Optimising migrants’ remittances
Five avenues should be explored in order to optimise the impact of migrants’ remittances on development, according to a new joint report by the African Development Bank and France.
Based on the fact that the high costs of remittances to the Maghreb and franc zone are hampering their contribution to developing the beneficiary countries, the report, issued in 2012, suggests a series of suitable financial and regulatory innovations.
The report, titled “Reducing the costs of migrants’ remittances and optimising their impact on development: Financial products and tools for North Africa and the franc zone” recommends “developing and strengthening the supply of bank and non-bank products for migrants and fostering the reduction in remittance costs and co-development”.
The first idea is to scale up the role of money transfer companies solely for urgent remittances in order to reduce informal money transfers and step up competition in the market.
The report also suggests the development of classic linked bank accounts. Linked bank account products and services cover a wide array of tools: remote accounts opened in the country of origin from the country of residence, real estate loans granted in the migrant’s country of residence for a purchase in the country of origin, savings products set up in the country of residence for investment in the country of origin, and savings products (especially building society savings) in the country of origin for non-residents. Developing classic linked bank accounts will therefore serve as a tool to promote access to banking services and financial inclusion in the countries of origin and to mobilise the transferred savings.
The third avenue suggested by the report is the promotion of inclusive linked bank accounts as an instrument to increase integration in the countries of residence and to put the savings of nationals living abroad into local development and their own individual projects.
The report also advocates the increased use of information technology tools in linked bank accounts: mobile banking, e-banking and, more broadly, branchless banking to facilitate remittances and promote access to banking services.
The last option recommended by the report is to encourage migrants to use financial and stock market products as a tool to mobilise the savings and expertise of nationals living abroad to work for development, strengthen the financial systems and economies of the countries of origin, and integrate them more into the global economy.
Led by Epargne Sans Frontière, the report recalls that migrants’ remittances are 2.5 times more important than the official development assistance Maghreb and franc zone countries receive from rich countries. Money sent by migrants is therefore an important source of financing for developing country economies and their recipient populations.
The full report and its executive summary are available online. The study is currently discussed with major money industry players through a series of dedicated workshops.

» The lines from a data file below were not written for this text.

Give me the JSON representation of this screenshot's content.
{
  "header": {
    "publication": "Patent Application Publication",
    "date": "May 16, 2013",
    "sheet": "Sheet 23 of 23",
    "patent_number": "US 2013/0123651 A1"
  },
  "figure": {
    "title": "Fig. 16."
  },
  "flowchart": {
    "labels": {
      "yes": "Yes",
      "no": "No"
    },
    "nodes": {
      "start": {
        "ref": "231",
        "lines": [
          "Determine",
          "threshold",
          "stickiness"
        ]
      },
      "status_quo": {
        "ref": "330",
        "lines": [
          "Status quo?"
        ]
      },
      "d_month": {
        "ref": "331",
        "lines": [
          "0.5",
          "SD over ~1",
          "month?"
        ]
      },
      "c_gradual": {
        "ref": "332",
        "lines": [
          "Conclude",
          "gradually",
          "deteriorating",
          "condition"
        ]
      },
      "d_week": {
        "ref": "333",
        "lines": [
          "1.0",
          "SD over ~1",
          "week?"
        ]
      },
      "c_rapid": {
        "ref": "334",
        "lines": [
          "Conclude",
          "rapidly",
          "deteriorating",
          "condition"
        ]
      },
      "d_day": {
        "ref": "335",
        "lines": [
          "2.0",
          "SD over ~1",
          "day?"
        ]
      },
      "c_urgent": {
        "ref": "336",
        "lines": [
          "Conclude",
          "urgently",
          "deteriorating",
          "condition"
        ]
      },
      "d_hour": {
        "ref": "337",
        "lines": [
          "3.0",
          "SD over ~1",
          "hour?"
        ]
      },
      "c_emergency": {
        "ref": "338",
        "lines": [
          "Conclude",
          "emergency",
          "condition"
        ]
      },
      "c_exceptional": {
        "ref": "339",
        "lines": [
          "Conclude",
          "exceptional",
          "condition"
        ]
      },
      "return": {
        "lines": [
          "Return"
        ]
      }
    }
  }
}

The report titled “Reducing the costs of migrants’ remittances and optimising their impact on development: Financial products and tools for North Africa and the franc zone” (2012) addresses a request made by the African Development Bank (AfDB) and France, as part of an initiative involving the Treasury General Directorate, Banque de France, the ministry of Foreign and European Affairs, the ministry of Interior, Overseas, Regions and Immigration and the French Development Agency. It builds on previous work and activities initiated by the AfDB in 2007, with financial support from France.